Le conseil municipal a adopté le règlement permettant les immeubles de 12 étages dans une zone du centre-ville, soit celle où est situé le Riverain.

Ancien bureau de poste de Granby: une nouvelle vie pour l'horloge?

S’il n’en tient qu’au maire de Granby, Pascal Bonin, l’horloge de l’ancien bureau de poste se retrouvera sur l’immeuble de 12 étages projeté à la résidence pour retraités, le Riverain, au centre-ville.

Le maire a levé le voile sur ce projet lors de la dernière séance du conseil municipal lundi soir. Car, même si la lutte au coronavirus demeure le dossier prioritaire à l’hôtel de ville, certaines démarches continuent à cheminer, comme la modification au règlement de zonage pour permettre les bâtiments de 12 étages dans un secteur de la rue Principale. 

À l’instar des deux dernières séances, deux élus, Jean-Luc Nappert et Éric Duchesneau, ont manifesté leur désaccord à ce projet. « On s’est dépêché, tant qu’à moi », a laissé tomber M. Nappert. 

Celui-ci a réitéré avoir des réticences sur le plan esthétique, alors que le Riverain est situé près du pont Patrick-Hackett et de la rivière Yamaska. L’élu aurait aussi aimé qu’une consultation soit tenue.

« J’aurais aimé qu’on mette un holà et qu’on regarde le plan de densification », dit-il. 

Jean-Luc Nappert croit que ce ne sont pas que les citoyens de la zone visée qui devraient pouvoir se prononcer sur cette modification au zonage, mais tous les Granbyens. 

Selon la directrice du service juridique et greffière de la Ville, Catherine Bouchard, aucune demande de registre n’a cependant été déposée, dans le cadre de la modification réglementaire.

Pas un lapin

Absent lors des précédentes séances du conseil municipal, le maire Pascal Bonin a profité de l’occasion lundi soir pour manifester son accord à la rénovation et l’agrandissement du Riverain. Il a affirmé avoir rencontré le groupe Katasa, propriétaire de l’immeuble, il y a deux ans pour discuter de ce projet. 

« Ce n’est pas un lapin sorti d’un chapeau », a-t-il lancé.

Il a aussi déclaré avoir proposé d’ajouter au projet l’horloge de l’ancien bureau de poste, jadis situé à l’angle des rues Saint-Jacques et Principale et démoli il y a plus de 40 ans. La démolition de cet édifice patrimonial continue d’ailleurs de susciter les passions, alors que plusieurs ont dénoncé cette décision au fil des décennies. 

« Le conseil a redonné beaucoup d’éléments historiques aux citoyens, dont le sarcophage. On travaille aussi sur la fontaine Wallace. Et un élément qu’on a de façon intégrale et qui pourrait être remis, c’est la fameuse horloge du bureau de poste (...). Elle serait proche de l’endroit où elle était et elle ressortirait énormément à cet endroit-là », a souligné le maire aux médias au terme de la séance. 

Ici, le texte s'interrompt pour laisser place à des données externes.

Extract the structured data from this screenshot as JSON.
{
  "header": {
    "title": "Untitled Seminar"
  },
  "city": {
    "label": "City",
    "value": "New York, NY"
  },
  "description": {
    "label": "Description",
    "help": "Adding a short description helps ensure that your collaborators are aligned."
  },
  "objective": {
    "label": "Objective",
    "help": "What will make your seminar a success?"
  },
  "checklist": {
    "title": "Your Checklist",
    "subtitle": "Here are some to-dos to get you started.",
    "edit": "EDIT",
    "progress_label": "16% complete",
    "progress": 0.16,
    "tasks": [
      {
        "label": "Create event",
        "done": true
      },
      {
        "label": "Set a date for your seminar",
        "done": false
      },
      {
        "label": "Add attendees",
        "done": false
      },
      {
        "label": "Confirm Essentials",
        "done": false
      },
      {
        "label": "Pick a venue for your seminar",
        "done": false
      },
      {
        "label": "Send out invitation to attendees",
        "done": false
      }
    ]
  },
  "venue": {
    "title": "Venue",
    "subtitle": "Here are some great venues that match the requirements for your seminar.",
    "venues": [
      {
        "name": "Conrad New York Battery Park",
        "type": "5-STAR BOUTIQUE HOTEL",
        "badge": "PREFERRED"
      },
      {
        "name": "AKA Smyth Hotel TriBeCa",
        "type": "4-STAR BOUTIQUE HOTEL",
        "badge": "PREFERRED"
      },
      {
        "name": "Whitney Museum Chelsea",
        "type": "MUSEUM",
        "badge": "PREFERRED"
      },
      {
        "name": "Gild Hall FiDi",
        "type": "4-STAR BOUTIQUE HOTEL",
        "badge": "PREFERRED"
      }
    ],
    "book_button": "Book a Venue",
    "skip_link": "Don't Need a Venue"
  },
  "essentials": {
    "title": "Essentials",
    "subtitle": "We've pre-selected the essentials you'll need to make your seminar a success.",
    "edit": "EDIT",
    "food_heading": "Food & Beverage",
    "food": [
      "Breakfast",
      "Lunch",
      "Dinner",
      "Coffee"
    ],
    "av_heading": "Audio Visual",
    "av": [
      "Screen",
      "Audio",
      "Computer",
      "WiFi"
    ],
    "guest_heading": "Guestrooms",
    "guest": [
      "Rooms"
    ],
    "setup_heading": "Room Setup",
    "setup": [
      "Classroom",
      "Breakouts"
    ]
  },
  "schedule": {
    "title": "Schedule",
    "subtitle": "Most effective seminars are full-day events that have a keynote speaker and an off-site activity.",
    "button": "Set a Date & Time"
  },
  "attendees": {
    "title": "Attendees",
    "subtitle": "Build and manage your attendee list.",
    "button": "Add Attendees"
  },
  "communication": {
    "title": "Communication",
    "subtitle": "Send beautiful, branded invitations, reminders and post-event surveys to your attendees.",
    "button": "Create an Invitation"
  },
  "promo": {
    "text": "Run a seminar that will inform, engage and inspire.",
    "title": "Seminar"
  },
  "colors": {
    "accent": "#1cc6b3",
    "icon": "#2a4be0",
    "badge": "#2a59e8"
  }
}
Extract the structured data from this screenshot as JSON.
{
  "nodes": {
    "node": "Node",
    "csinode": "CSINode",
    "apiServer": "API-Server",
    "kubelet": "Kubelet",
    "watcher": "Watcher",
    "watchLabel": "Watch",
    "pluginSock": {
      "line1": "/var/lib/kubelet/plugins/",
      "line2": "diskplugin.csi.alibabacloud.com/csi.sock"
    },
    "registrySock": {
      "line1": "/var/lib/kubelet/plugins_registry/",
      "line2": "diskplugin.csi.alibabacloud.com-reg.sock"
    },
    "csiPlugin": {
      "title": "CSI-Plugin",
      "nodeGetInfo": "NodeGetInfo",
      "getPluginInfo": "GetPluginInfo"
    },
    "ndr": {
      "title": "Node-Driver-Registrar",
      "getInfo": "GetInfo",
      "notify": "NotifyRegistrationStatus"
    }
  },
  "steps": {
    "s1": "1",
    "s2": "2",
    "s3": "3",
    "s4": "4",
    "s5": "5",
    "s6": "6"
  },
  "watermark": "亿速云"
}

Selon lui, le promoteur a « adoré l’idée ». « Depuis le début, on travaille avec cette intégration-là », dit-il sans toutefois être en mesure de préciser à quelle étape le projet se trouve actuellement.

Le maire Bonin dit respecter l’opinion de Jean-Luc Nappert, mais, selon lui, les centres-ville qui réussiront à tirer leur épingle du jeu sont ceux qui pourront compter sur un nombre élevé de résidents. « La cohérence, c’est de densifier », croit-il. 

Réserves

La directrice générale de la Société d’histoire de la Haute-Yamaska, Cecilia Capocchi, a accueilli ce projet avec réserve mardi. « Ça se ferait sûrement, intégrer l’horloge au bâtiment. Mais ça va dépendre de comment c’est fait. Il faudrait que ça s’harmonise le mieux possible avec l’architecture », a-t-elle fait valoir. 

Il demeure toutefois difficile de se prononcer sur cette éventualité à l’heure actuelle,relève-t-elle, car plusieurs éléments n’ont pas encore été précisés.

Selon la DG de la Société d’histoire, la valeur de l’horloge, qui se trouve actuellement dans la salle du conseil, réside en bonne partie dans le fait qu’elle rappelle un bâtiment, l’ancien bureau de poste, construit au début du 20e siècle et aujourd’hui disparu.